The supermarket first introduced refill two years ago and has been continually testing and learning, collaborating with customers to find what most appeals to them.
Asda has partnered with WRAP and Unilever, with funding from Innovate UK, to find out customer barriers to participation, so it could look at ways it can increase participation.
The research found the top priority to be clear pricing, while other key objectives now look to combat uncertainty and apprehension, as well as to make the experience fun and enjoyable.
As a result of the customer feedback, its refill stores in Middleton, Toryglen, York and Milton Keynes will be adopting four dry refill bays with its cereals including Kellogg’s Cornflakes, Bran Flakes and Coco Pops as well as a range of Asda branded cereal.
Napolina pasta and Asda branded rice will be added to the rice and pasta bay while store cupboard items include Cadbury’s Giant Buttons and Maynards Wine Gums.
The pet bay will include options such as Dreamies Cat Treats, Chappie, Pedigree, Harrington’s dog food and bird food.
As well as the revamp, Asda has lowered the price of its reusable bag to £0.10 (US$0.12) as shoppers claimed to bring back multiple containers was too bulky.
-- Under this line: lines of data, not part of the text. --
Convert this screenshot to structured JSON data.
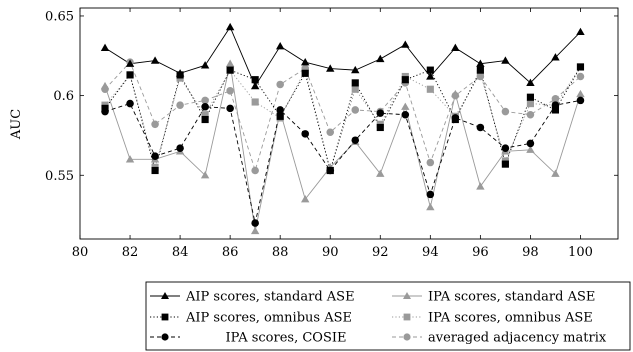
{
  "chart_data": {
    "type": "line",
    "title": "",
    "xlabel": "",
    "ylabel": "AUC",
    "xlim": [
      80,
      101.5
    ],
    "ylim": [
      0.51,
      0.655
    ],
    "xticks": [
      80,
      82,
      84,
      86,
      88,
      90,
      92,
      94,
      96,
      98,
      100
    ],
    "yticks": [
      0.55,
      0.6,
      0.65
    ],
    "ytick_labels": [
      "0.55",
      "0.6",
      "0.65"
    ],
    "grid": false,
    "legend_placement": "below",
    "x": [
      81,
      82,
      83,
      84,
      85,
      86,
      87,
      88,
      89,
      90,
      91,
      92,
      93,
      94,
      95,
      96,
      97,
      98,
      99,
      100
    ],
    "series": [
      {
        "name": "AIP scores, standard ASE",
        "color": "#000000",
        "dash": "solid",
        "marker": "triangle",
        "values": [
          0.63,
          0.62,
          0.622,
          0.614,
          0.619,
          0.643,
          0.606,
          0.631,
          0.621,
          0.617,
          0.616,
          0.623,
          0.632,
          0.612,
          0.63,
          0.62,
          0.622,
          0.608,
          0.624,
          0.64
        ]
      },
      {
        "name": "IPA scores, standard ASE",
        "color": "#9a9a9a",
        "dash": "solid",
        "marker": "triangle",
        "values": [
          0.606,
          0.56,
          0.56,
          0.565,
          0.55,
          0.62,
          0.515,
          0.59,
          0.535,
          0.555,
          0.571,
          0.551,
          0.593,
          0.53,
          0.601,
          0.543,
          0.565,
          0.566,
          0.551,
          0.601
        ]
      },
      {
        "name": "AIP scores, omnibus ASE",
        "color": "#000000",
        "dash": "dotted",
        "marker": "square",
        "values": [
          0.592,
          0.613,
          0.553,
          0.613,
          0.585,
          0.616,
          0.61,
          0.587,
          0.614,
          0.553,
          0.608,
          0.58,
          0.61,
          0.616,
          0.585,
          0.616,
          0.557,
          0.599,
          0.591,
          0.618
        ]
      },
      {
        "name": "IPA scores, omnibus ASE",
        "color": "#9a9a9a",
        "dash": "dotted",
        "marker": "square",
        "values": [
          0.594,
          0.613,
          0.555,
          0.611,
          0.588,
          0.616,
          0.596,
          0.586,
          0.616,
          0.553,
          0.604,
          0.582,
          0.612,
          0.604,
          0.587,
          0.614,
          0.559,
          0.595,
          0.594,
          0.618
        ]
      },
      {
        "name": "IPA scores, COSIE",
        "color": "#000000",
        "dash": "dashed",
        "marker": "circle",
        "values": [
          0.59,
          0.595,
          0.562,
          0.567,
          0.593,
          0.592,
          0.52,
          0.591,
          0.576,
          0.553,
          0.572,
          0.589,
          0.588,
          0.538,
          0.586,
          0.58,
          0.567,
          0.57,
          0.594,
          0.597
        ]
      },
      {
        "name": "averaged adjacency matrix",
        "color": "#9a9a9a",
        "dash": "dashed",
        "marker": "circle",
        "values": [
          0.604,
          0.621,
          0.582,
          0.594,
          0.597,
          0.603,
          0.553,
          0.607,
          0.617,
          0.577,
          0.591,
          0.59,
          0.608,
          0.558,
          0.6,
          0.612,
          0.59,
          0.588,
          0.598,
          0.612
        ]
      }
    ]
  }
}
Susan Thomas, Asda’s Senior Director of Sustainable Commercial activity, said: “We know the cost-of-living crisis is having a big effect on our customers, so it is important we recognize this in the refill space through our ‘refill price promise’ and ensure customers are getting an even better deal.”
“As well as being cheaper, refill allows customers to buy the exact amount they need, helping them stick to budgets, while at the same time reducing food waste at home.”
Wrap director of collaboration and change, Catherine David added: “Reuse and refill will have a key role to play in changing our ingrained shopping habits and weaning ourselves off single-use plastic – essential in the transition to a circular economy for plastics.
“The research we conducted in partnership with Asda and Unilever has provided rich learnings that are enabling us to better understand what is needed to get customers trying reuse and refill and keep them coming back.
“We know we need to make this an easy and cost-effective process and Asda is showing how this is possible. They should be commended for their leadership on reuse and refill, and we look forward to seeing more action from supermarkets and brands on this critical system change.”
Earlier this year, Aldi announced plans to remove ‘best before’ dates from the packaging of some own-brand fresh products to help reduce domestic food waste.
The retailer will remove the dates from the labeling of around 60 fresh fruit and vegetable products, including apples and pears, citrus fruits, potatoes, carrots and onions, by the end of this year.
The announcement is part of Aldi’s efforts to reduce food waste by 20% by 2025 and 50% by 2030.